The house, which looks quiet from the outside, is filled with bustling action as women of all ages work hard to prepare hats that are arriving every day. Boxes upon boxes of the hats, knitted by concerned people from around the world, are stacked in the home’s basement in various stages of the organizational process.

College student Molly McKnight and her mother, Carrie, volunteered to make their Reston home the hub for the hats. Family friends, including Jeanne Robertson and Diane Brown, are among the dozens of volunteers who have assisted with the project.

“We’re the grunt work,” said Robertson, who was processing hats in the basement Wednesday along with Brown. “There are a lot of friends who are here to help.”

Stefanie Kamerman, the project’s D.C. organizer, is coordinating the effort. She said the final days have been hectic, as many hundreds of hats — some days as many as 2,000 — have been showing up through the mail every day.

“We are hoping to distribute them at the march successfully,” Kamerman said. “We are trying to get the hats from Point A to Point B, to get them to the women who are marching on the 21st.”

Between 200,000 and 500,000 women are expected to participate in the event Saturday, Kamerman said. About 60,000 hand-crafted hats have been donated to the project so far, she said. The collection site on Lake Newport Road has been operating since early December.

Politically, Kamerman said she considers herself a Libertarian.
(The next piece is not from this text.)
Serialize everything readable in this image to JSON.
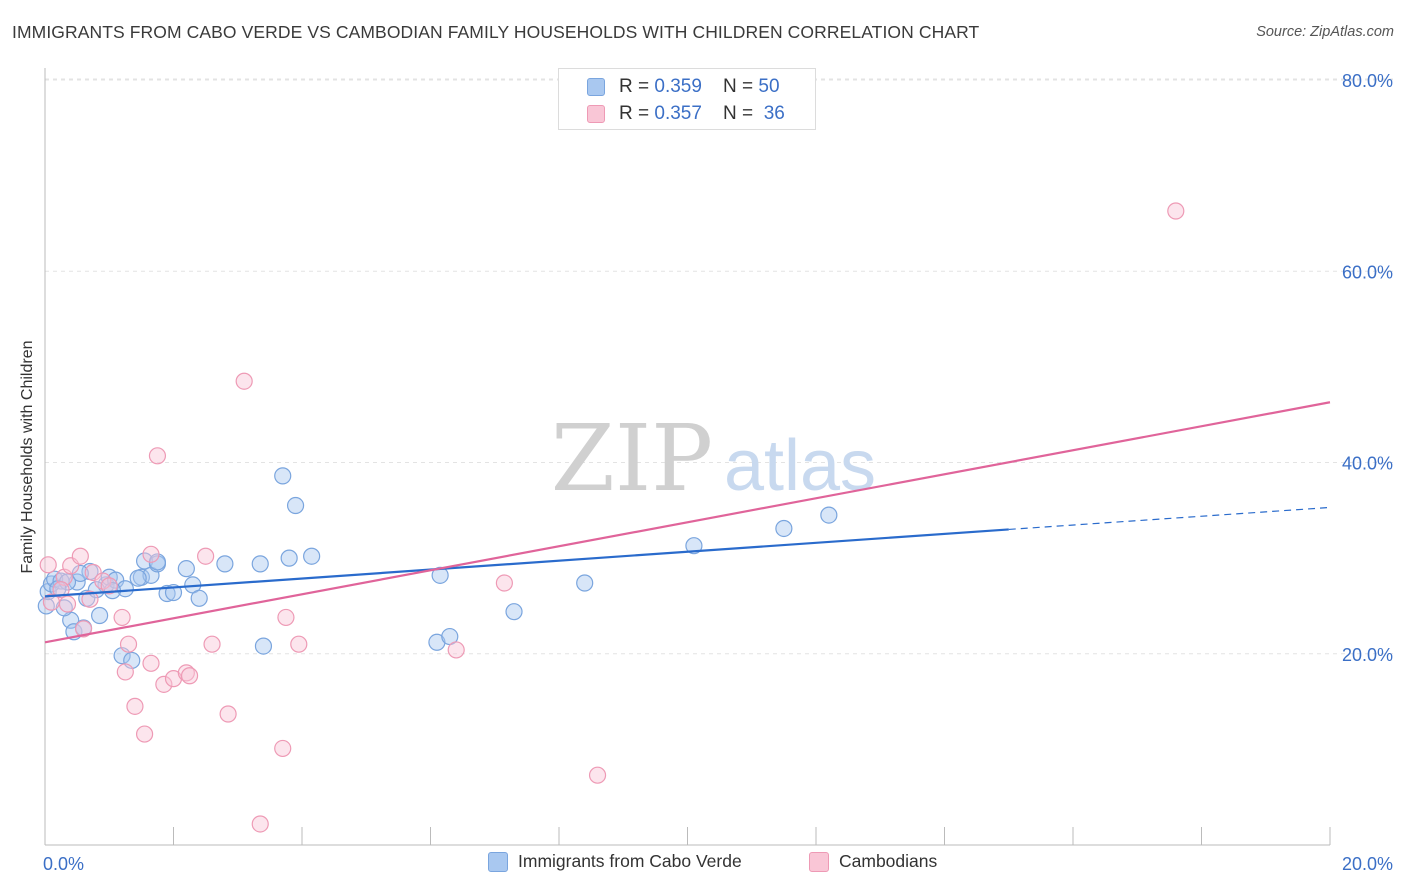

She said concerns about women’s issues that arose during the election of soon-to-be President Donald Trump led her to fight for the female voice.

“It’s not necessarily that we’re anti-Trump; we’re just trying to take back those infamous words he said on the ‘Access Hollywood’ video,” Kamerman said, referring to audio from 2005 that emerged prior to the election in which Trump used vulgar terms to describe his treatment of women.

According to the project’s website, its name is in part a reference to one of those terms used by Trump — and its goal is to “reclaim the term as a means of empowerment.”

Each hat that is donated is accompanied by a note from its knitter, which includes not just a name and a hometown, but a list of women’s rights issues most important to him or her.

“Being involved [in this project] has opened my eyes to a lot of women that are hurting, and who don’t feel like their voices are being heard,” Kamerman said.

More than 50 volunteers are working for the project across the United States, Kamerman said, with about half of them having worked from the Reston site at some point during the past month.

“It’s helping other women get something that is special,” she said. “We’re all working together for something amazing.”

Kamerman said she and many of the other volunteers will be attending the march Saturday, both to support the cause and to see the fruits of their labor.

“I’m looking forward to seeing what we’ve been working so hard for coming together,” she said. “It’s been an amazing experience.”

Kamerman said she is hopeful her 8-year-old daughter, who has been helping with the project as well, will lead the next generation of activism.

“I wanted to raise her in a world where she will continue the good fight for women and men across the nation, regardless of who they love or what they believe or who they are,” she said.